This week, the FDA released a proposal to streamline the way they oversee the evaluation of protocols related to gene therapy. Essentially the US government has recognized that gene therapies are an important emerging class of medicines, and they’re trying to re-vamp the administrative process so that it’s shorter and less repetitive. Several NIH and FDA-associated directors have written about this publicly and explain how the process will change moving forward. This includes an article in the New England Journal of Medicine and a statement by NIH Director Dr. Francis Collins, a long-time supporter of the HD community and a member of the collaborative team that identified the HD gene in 1993, as well as a blog post by NIH Chief of Staff Dr. Carrie D. Wolinetz. It’s exciting to hear that the FDA is taking seriously the promise of gene therapy, and will work to streamline the process – we have hopes that this will speed the approval of effective new therapies. The proposal itself is very long and intricate, but anyone from the public can submit input on it until mid-October.

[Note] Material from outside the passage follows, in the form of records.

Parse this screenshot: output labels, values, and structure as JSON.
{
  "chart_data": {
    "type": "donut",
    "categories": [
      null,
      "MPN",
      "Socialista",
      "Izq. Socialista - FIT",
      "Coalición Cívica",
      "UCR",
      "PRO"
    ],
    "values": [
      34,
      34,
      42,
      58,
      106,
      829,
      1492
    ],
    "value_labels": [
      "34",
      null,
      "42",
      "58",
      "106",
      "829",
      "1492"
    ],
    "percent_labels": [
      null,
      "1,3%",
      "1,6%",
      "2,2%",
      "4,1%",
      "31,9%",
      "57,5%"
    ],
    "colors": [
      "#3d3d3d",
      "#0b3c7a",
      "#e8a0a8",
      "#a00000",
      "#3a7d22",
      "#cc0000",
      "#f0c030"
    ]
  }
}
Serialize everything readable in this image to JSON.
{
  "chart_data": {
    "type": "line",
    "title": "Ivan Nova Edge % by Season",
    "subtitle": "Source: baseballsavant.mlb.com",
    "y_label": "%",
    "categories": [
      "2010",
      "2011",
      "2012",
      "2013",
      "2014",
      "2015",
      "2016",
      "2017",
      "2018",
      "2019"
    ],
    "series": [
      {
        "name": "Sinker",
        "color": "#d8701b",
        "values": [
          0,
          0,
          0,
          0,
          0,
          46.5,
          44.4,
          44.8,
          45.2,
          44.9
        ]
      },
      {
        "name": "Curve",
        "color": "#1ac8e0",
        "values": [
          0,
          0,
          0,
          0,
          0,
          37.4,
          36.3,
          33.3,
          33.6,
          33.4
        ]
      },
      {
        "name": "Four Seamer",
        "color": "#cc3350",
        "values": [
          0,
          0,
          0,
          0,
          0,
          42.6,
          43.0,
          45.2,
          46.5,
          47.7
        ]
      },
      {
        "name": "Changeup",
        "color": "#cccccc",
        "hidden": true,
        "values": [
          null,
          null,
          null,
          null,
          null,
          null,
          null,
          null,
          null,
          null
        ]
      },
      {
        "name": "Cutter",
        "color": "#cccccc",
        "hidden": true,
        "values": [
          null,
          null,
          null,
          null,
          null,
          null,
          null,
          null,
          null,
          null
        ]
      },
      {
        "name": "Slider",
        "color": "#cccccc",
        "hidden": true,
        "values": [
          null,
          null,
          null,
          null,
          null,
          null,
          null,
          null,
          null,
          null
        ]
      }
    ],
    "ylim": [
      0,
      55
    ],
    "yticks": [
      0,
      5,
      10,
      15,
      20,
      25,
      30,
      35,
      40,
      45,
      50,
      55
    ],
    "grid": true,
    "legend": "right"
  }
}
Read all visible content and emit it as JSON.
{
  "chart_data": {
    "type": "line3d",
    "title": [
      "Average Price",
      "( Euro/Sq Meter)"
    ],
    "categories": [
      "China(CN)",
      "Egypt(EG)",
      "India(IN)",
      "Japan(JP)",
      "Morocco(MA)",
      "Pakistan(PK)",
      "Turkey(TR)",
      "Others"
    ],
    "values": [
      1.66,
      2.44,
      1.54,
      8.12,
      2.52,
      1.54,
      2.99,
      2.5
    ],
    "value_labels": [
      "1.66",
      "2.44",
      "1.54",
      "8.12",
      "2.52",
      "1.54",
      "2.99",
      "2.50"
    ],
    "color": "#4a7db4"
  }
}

Milton Wexler Celebration of Life: Boston HD Conference
The biennial research conference held by the Hereditary Disease Foundation in Boston, Massachusetts, was a great success, bringing together scientists from all over the world to discuss the latest in HD and other rare disease research. Topics included huntingtin-lowering, large-scale analysis of human and model data to identify new drug targets, determining the shape of RNA and proteins and designing drugs to fit, animal models large and small, delivery of drugs to the brain, and much, much more. It was an inspiring and hopeful gathering of scientists that will boost ongoing worldwide collaborations to discover new therapies for HD.